Арт-рынок в XXI веке. Пространство художественного эксперимента (Арутюнова) - страница 85

. Игра с подписью была способна изобличить тщательно маскируемые связи искусства и экономики. «Когда Дюшан подписывает предметы массового производства и отсылает их на художественные выставки, он отрицает категорию индивидуального творения. Подпись, сама суть которой заключается в том, чтобы отметить, что она обязана своим существованием определенному художнику, оказывается на случайно выбранном предмете массового производства – и все потому, что все претензии на индивидуальный творческий потенциал должны быть осмеяны, – писал один из видных теоретиков культуры авангарда Питер Бергер. – Провокация Дюшана не только срывает маски с рынка искусства, для которого подпись значит больше, чем качество; она ставит ребром вопрос о принципах искусства в буржуазном обществе, где конкретный человек считается создателем произведения искусства»[74].

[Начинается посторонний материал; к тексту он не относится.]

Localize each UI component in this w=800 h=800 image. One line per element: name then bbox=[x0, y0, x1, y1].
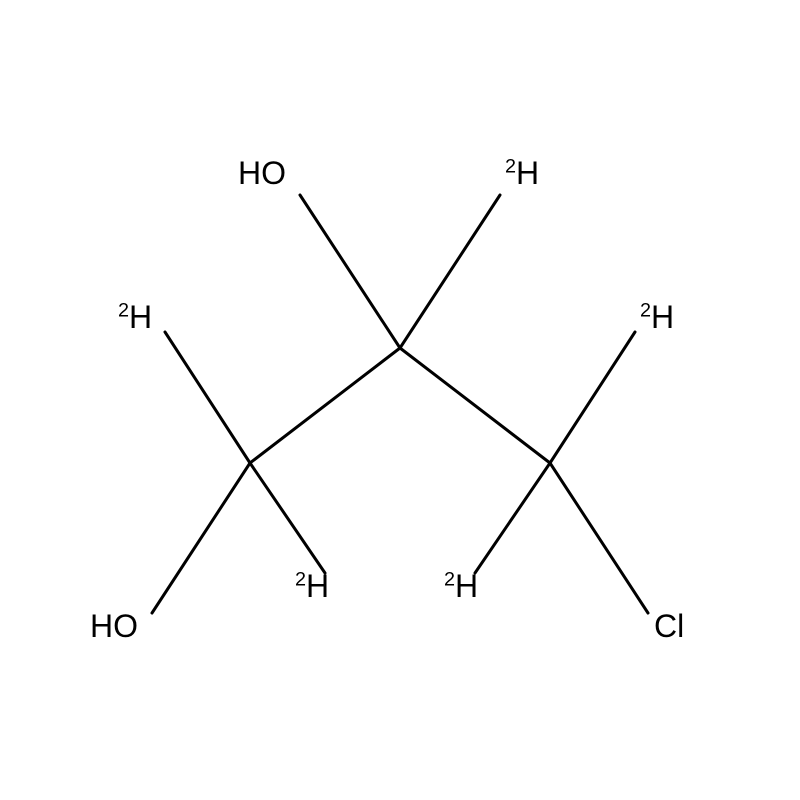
bond bbox=[152, 463, 250, 613]
bond bbox=[400, 348, 550, 463]
atom-label-ho_top: HO bbox=[238, 157, 286, 189]
bond bbox=[475, 463, 550, 573]
atom-label-cl_br: Cl bbox=[654, 610, 684, 642]
bond bbox=[165, 332, 250, 463]
atom-label-d_left_dn: 2H bbox=[295, 570, 329, 602]
bond bbox=[300, 195, 400, 348]
atom-label-d_left_up: 2H bbox=[118, 301, 152, 333]
bond bbox=[550, 463, 648, 613]
bond bbox=[250, 463, 325, 573]
atom-label-d_right_up: 2H bbox=[640, 301, 674, 333]
bond bbox=[250, 348, 400, 463]
bond bbox=[400, 195, 500, 348]
bond bbox=[550, 332, 635, 463]
atom-label-ho_bl: HO bbox=[90, 610, 138, 642]
atom-label-d_top: 2H bbox=[505, 157, 539, 189]
atom-label-d_right_dn: 2H bbox=[444, 570, 478, 602]
molecule-diagram bbox=[0, 0, 800, 800]
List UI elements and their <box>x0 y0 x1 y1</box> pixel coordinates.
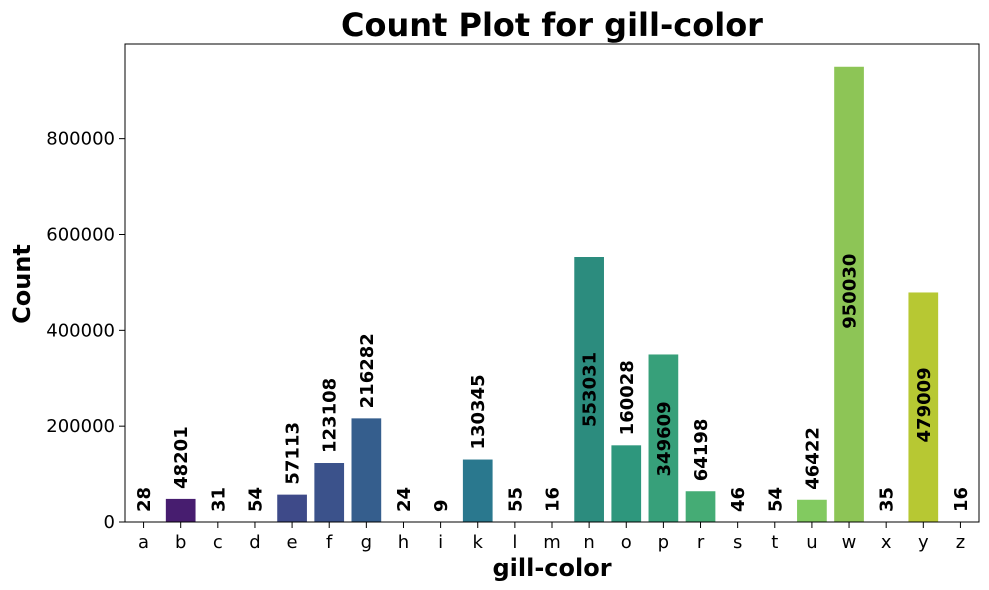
data-label-a: 28 <box>134 487 155 512</box>
y-tick-label: 200000 <box>46 416 115 437</box>
bar-b <box>165 498 196 522</box>
data-label-s: 46 <box>728 487 749 512</box>
y-tick-label: 800000 <box>46 129 115 150</box>
data-label-x: 35 <box>877 487 898 512</box>
data-label-n: 553031 <box>580 352 601 427</box>
data-label-l: 55 <box>505 487 526 512</box>
x-tick-label: e <box>287 532 298 553</box>
x-tick-label: g <box>361 532 372 553</box>
data-label-i: 9 <box>431 499 452 512</box>
data-label-r: 64198 <box>691 419 712 482</box>
x-tick-label: c <box>213 532 223 553</box>
x-tick-label: o <box>621 532 632 553</box>
bar-f <box>314 463 345 522</box>
x-tick-label: k <box>473 532 484 553</box>
x-tick-label: a <box>138 532 149 553</box>
x-tick-label: b <box>175 532 186 553</box>
y-tick-label: 600000 <box>46 224 115 245</box>
x-tick-label: s <box>733 532 742 553</box>
x-tick-label: n <box>583 532 594 553</box>
bar-p <box>648 354 679 522</box>
x-tick-label: x <box>881 532 892 553</box>
data-label-t: 54 <box>765 487 786 512</box>
bar-r <box>685 491 716 522</box>
x-tick-label: h <box>398 532 409 553</box>
data-label-y: 479009 <box>914 367 935 442</box>
data-label-z: 16 <box>951 487 972 512</box>
y-tick-label: 0 <box>104 512 115 533</box>
data-label-e: 57113 <box>283 422 304 485</box>
bar-u <box>797 499 827 522</box>
x-tick-label: d <box>249 532 260 553</box>
data-label-w: 950030 <box>840 254 861 329</box>
data-label-d: 54 <box>245 487 266 512</box>
x-tick-label: z <box>956 532 965 553</box>
y-axis-title: Count <box>8 244 36 324</box>
bar-y <box>908 292 939 522</box>
bar-w <box>834 66 864 522</box>
data-label-k: 130345 <box>468 374 489 449</box>
data-label-o: 160028 <box>617 360 638 435</box>
x-tick-label: p <box>658 532 669 553</box>
plot-area: 0 200000 400000 600000 800000 a b c d e f g h i k l m n o p… <box>46 43 980 553</box>
x-tick-label: f <box>326 532 333 553</box>
data-label-b: 48201 <box>171 426 192 489</box>
data-label-c: 31 <box>208 487 229 512</box>
data-label-u: 46422 <box>802 427 823 490</box>
x-tick-label: u <box>806 532 817 553</box>
bar-g <box>351 418 382 522</box>
x-tick-label: l <box>512 532 517 553</box>
x-tick-label: m <box>543 532 561 553</box>
bar-e <box>277 494 307 522</box>
x-tick-label: i <box>438 532 443 553</box>
data-label-h: 24 <box>394 487 415 512</box>
x-tick-label: w <box>842 532 857 553</box>
data-label-m: 16 <box>543 487 564 512</box>
chart-title: Count Plot for gill-color <box>341 6 763 44</box>
data-label-p: 349609 <box>654 401 675 476</box>
y-tick-label: 400000 <box>46 320 115 341</box>
x-tick-label: t <box>771 532 778 553</box>
data-label-g: 216282 <box>357 333 378 408</box>
bar-k <box>462 459 493 522</box>
x-axis-title: gill-color <box>492 554 611 582</box>
x-tick-label: r <box>697 532 705 553</box>
bar-o <box>611 445 642 522</box>
x-tick-label: y <box>918 532 929 553</box>
data-label-f: 123108 <box>320 378 341 453</box>
bar-n <box>574 257 604 522</box>
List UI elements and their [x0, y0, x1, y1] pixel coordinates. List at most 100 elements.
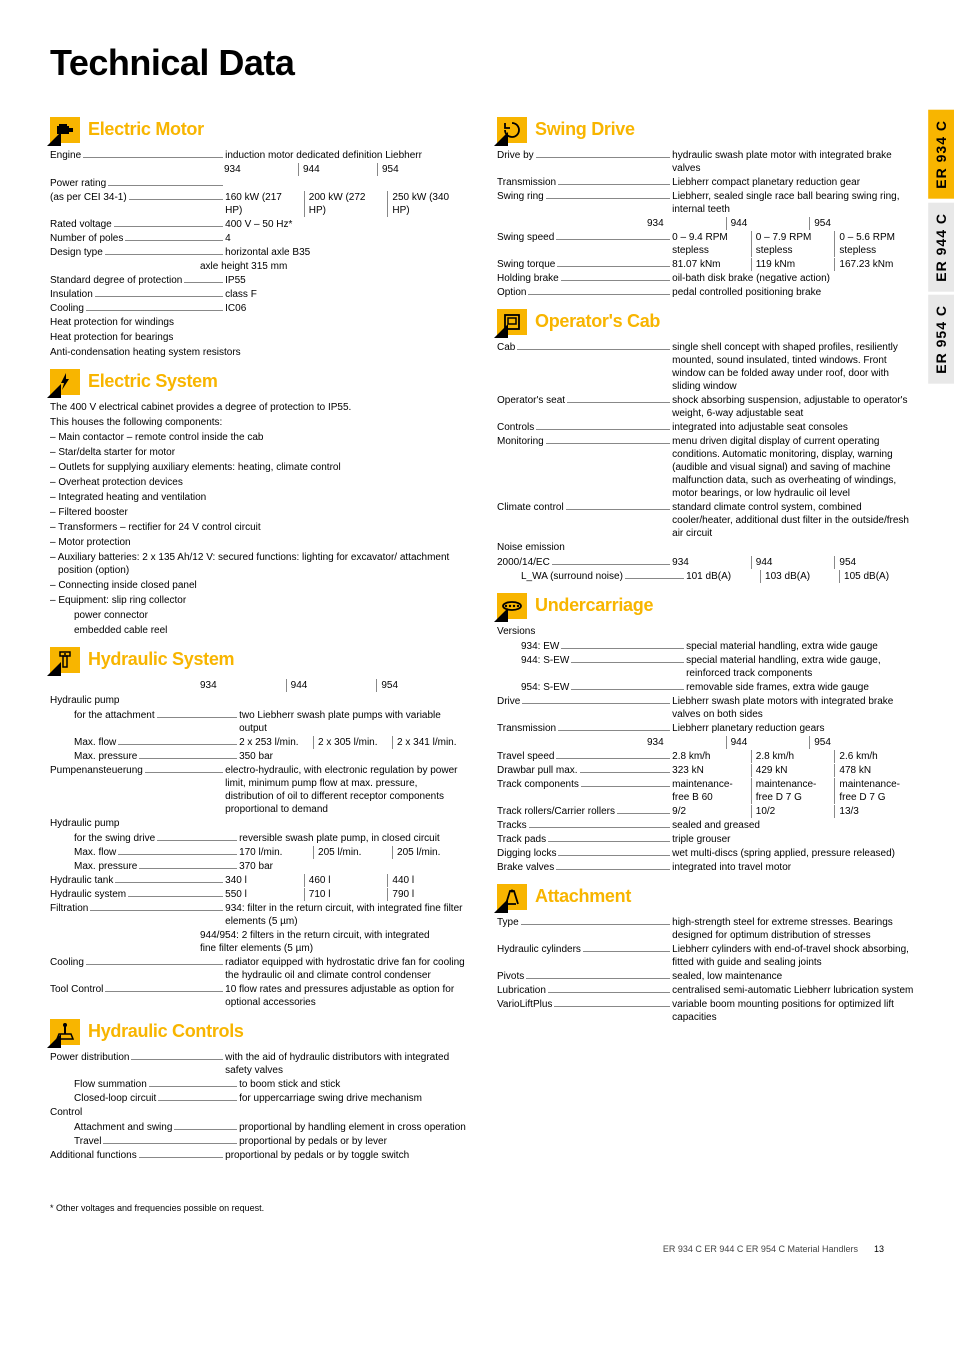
spec-value: with the aid of hydraulic distributors w… — [225, 1051, 467, 1077]
spec-label: Transmission — [497, 176, 556, 189]
spec-row: TransmissionLiebherr planetary reduction… — [497, 722, 914, 735]
spec-label: Drawbar pull max. — [497, 764, 578, 777]
spec-col-value: 0 – 7.9 RPM stepless — [751, 231, 831, 257]
spec-row: Climate controlstandard climate control … — [497, 501, 914, 540]
spec-value: 400 V – 50 Hz* — [225, 218, 467, 231]
spec-plain: Anti-condensation heating system resisto… — [50, 346, 467, 359]
bullet-line: – Integrated heating and ventilation — [50, 491, 467, 504]
spec-row: for the swing drivereversible swash plat… — [50, 832, 467, 845]
spec-value: 934: filter in the return circuit, with … — [225, 902, 467, 928]
spec-label: Transmission — [497, 722, 556, 735]
spec-col-value: 2.6 km/h — [834, 750, 914, 763]
spec-value: high-strength steel for extreme stresses… — [672, 916, 914, 942]
section-title: Electric Motor — [88, 118, 204, 141]
spec-plain: Hydraulic pump — [50, 694, 467, 707]
left-column: Electric Motor Engineinduction motor ded… — [50, 107, 467, 1163]
spec-col-value: 710 l — [304, 888, 384, 901]
spec-col-value: 0 – 5.6 RPM stepless — [834, 231, 914, 257]
side-tab[interactable]: ER 954 C — [928, 295, 954, 384]
spec-row: Monitoring menu driven digital display of… — [497, 435, 914, 500]
section-title: Undercarriage — [535, 594, 653, 617]
spec-label: Power rating — [50, 177, 106, 190]
spec-row: 934944954 — [50, 163, 467, 176]
section-title: Electric System — [88, 370, 218, 393]
spec-col-value: 478 kN — [834, 764, 914, 777]
spec-label: Monitoring — [497, 435, 544, 448]
attachment-icon — [497, 884, 527, 910]
spec-col-value: 944 — [726, 217, 806, 230]
track-icon — [497, 593, 527, 619]
spec-label: Swing torque — [497, 258, 555, 271]
spec-row: Power rating — [50, 177, 467, 190]
spec-row: 2000/14/EC934944954 — [497, 556, 914, 569]
spec-label: 944: S-EW — [521, 654, 569, 667]
spec-row: Pivotssealed, low maintenance — [497, 970, 914, 983]
spec-value: menu driven digital display of current o… — [672, 435, 914, 500]
spec-label: Travel speed — [497, 750, 554, 763]
spec-value: Liebherr swash plate motors with integra… — [672, 695, 914, 721]
spec-label: Cab — [497, 341, 515, 354]
spec-value: for uppercarriage swing drive mechanism — [239, 1092, 467, 1105]
spec-col-value: 934 — [647, 736, 722, 749]
spec-label: Number of poles — [50, 232, 123, 245]
spec-label: Track components — [497, 778, 579, 791]
spec-label: Lubrication — [497, 984, 546, 997]
spec-row: Closed-loop circuitfor uppercarriage swi… — [50, 1092, 467, 1105]
spec-value: proportional by pedals or by lever — [239, 1135, 467, 1148]
footer-page-number: 13 — [874, 1244, 884, 1256]
spec-label: Pumpenansteuerung — [50, 764, 143, 777]
spec-col-value: 9/2 — [672, 805, 747, 818]
spec-row: L_WA (surround noise)101 dB(A)103 dB(A)1… — [497, 570, 914, 583]
spec-col-value: 167.23 kNm — [834, 258, 914, 271]
spec-row: Optionpedal controlled positioning brake — [497, 286, 914, 299]
side-tab[interactable]: ER 934 C — [928, 110, 954, 199]
spec-col-value: maintenance-free D 7 G — [751, 778, 831, 804]
side-tab[interactable]: ER 944 C — [928, 203, 954, 292]
spec-row: Trackssealed and greased — [497, 819, 914, 832]
section-operators-cab: Operator's Cab — [497, 309, 914, 335]
spec-col-value: 250 kW (340 HP) — [387, 191, 467, 217]
bullet-line: – Star/delta starter for motor — [50, 446, 467, 459]
spec-col-value: 10/2 — [751, 805, 831, 818]
spec-value: hydraulic swash plate motor with integra… — [672, 149, 914, 175]
spec-value: removable side frames, extra wide gauge — [686, 681, 914, 694]
spec-row: Operator's seatshock absorbing suspensio… — [497, 394, 914, 420]
spec-label: Holding brake — [497, 272, 559, 285]
spec-row: Additional functionsproportional by peda… — [50, 1149, 467, 1162]
spec-col-value: 170 l/min. — [239, 846, 309, 859]
section-hydraulic-controls: Hydraulic Controls — [50, 1019, 467, 1045]
spec-label: Attachment and swing — [74, 1121, 172, 1134]
spec-col-value: 205 l/min. — [313, 846, 388, 859]
spec-row: Hydraulic tank340 l460 l440 l — [50, 874, 467, 887]
spec-row: Number of poles4 — [50, 232, 467, 245]
spec-row: Swing ringLiebherr, sealed single race b… — [497, 190, 914, 216]
spec-col-value: 934 — [672, 556, 747, 569]
spec-row: 944/954: 2 filters in the return circuit… — [50, 929, 467, 955]
spec-value: integrated into adjustable seat consoles — [672, 421, 914, 434]
spec-label: Insulation — [50, 288, 93, 301]
footnote: * Other voltages and frequencies possibl… — [50, 1203, 914, 1215]
spec-label: 954: S-EW — [521, 681, 569, 694]
spec-value: integrated into travel motor — [672, 861, 914, 874]
spec-col-value: 205 l/min. — [392, 846, 467, 859]
intro-line: The 400 V electrical cabinet provides a … — [50, 401, 467, 414]
spec-value: 350 bar — [239, 750, 467, 763]
spec-col-value: 2 x 253 l/min. — [239, 736, 309, 749]
spec-col-value: 105 dB(A) — [839, 570, 914, 583]
sub-bullet-line: embedded cable reel — [50, 624, 467, 637]
bullet-line: – Motor protection — [50, 536, 467, 549]
spec-label: for the attachment — [74, 709, 155, 722]
bullet-line: – Outlets for supplying auxiliary elemen… — [50, 461, 467, 474]
spec-value: 10 flow rates and pressures adjustable a… — [225, 983, 467, 1009]
section-title: Attachment — [535, 885, 631, 908]
bolt-icon — [50, 369, 80, 395]
spec-label: Drive — [497, 695, 520, 708]
spec-value: 944/954: 2 filters in the return circuit… — [200, 929, 442, 955]
spec-label: Tool Control — [50, 983, 103, 996]
spec-label: 2000/14/EC — [497, 556, 550, 569]
spec-value: 370 bar — [239, 860, 467, 873]
spec-col-value: 934 — [224, 163, 294, 176]
spec-row: Filtration934: filter in the return circ… — [50, 902, 467, 928]
right-column: Swing Drive Drive byhydraulic swash plat… — [497, 107, 914, 1163]
motor-icon — [50, 117, 80, 143]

Вопрос о подкрепленном подписью авторстве, который открыто поставил Дюшан в начале XX в., получил широкое развитие в его второй половине. Самые разные художники приступили к творческим экспериментам, цель которых заключалась в развенчании мифов, сопутствующих бытованию произведения искусства, – и мифы об оригинальности и авторстве подверглись самой мощной атаке, как самые устойчивые стереотипы, доставшиеся нам в наследство от эпохи романтизма. Несмотря на то, что романтические представления о художнике как о гении, творчество которого целиком обусловлено эмоциональным опытом и спонтанным самовыражением, не оставляли места рациональному объяснению искусства (и, например, его существованию в экономическом контексте), именно они сильнее всего привязывали произведение к рыночным нормам формирования цены. Гениальность подразумевала уникальность, что, в свою очередь, обуславливало выбор в пользу единичности против тиражного, оригинала против копии – а значит, и более высокие цены на более редкие работы.

Элен Стюртевант: художник без работ

В 1965 г. в нью-йоркской галерее Bianchini открылась первая персональная выставка Элен Стюртевант, на которой художница показала выполненные ею реплики работ современных художников. Там были шелкографии с цветами Энди Уорхола, флаг Джаспера Джонса, футболка Класа Ольденбурга, скульптуры Джорджа Сигала, рисунки Роберта Раушенберга. Все это были реплики, сделанные самой Стюртевант, которая возвела повторение работ других художников – причем ее современников, чьи имена еще не были окончательно вписаны в канон послевоенного искусства, – в творческий метод. Она никогда не делала точных копий; профессионал и даже просто внимательный зритель сможет без труда различить, где настоящий Рой Лихтенштейн, а где ее Лихтенштейн. Она заимствовала формы, цвета, сюжеты, словом, копировала некий собирательный образ произведения искусства, использовала элементы, которые позволяли бы с уверенностью сказать, что «это Уорхол» или что-то так сильно на него похожее, что не вызывает сомнений в авторстве. Таким образом, главный вопрос, который поставила художница, заключается в том, а что именно делает Уорхола Уорхолом, даже тогда, когда за узнаваемым изображением стоит труд другого художника? Как можно определить копию и реплику, может ли произведение искусства быть симулякром, результатом мимесиса, или, подражая и становясь напоминанием о чем-то другом, оно лишь превращается в подделку? Если мы клонируем произведение, как определить грань между оригиналом и клоном; а главное – как все эти практики сказываются на бытовании произведения в современном контексте коммерческого производства и истории арт-рынка?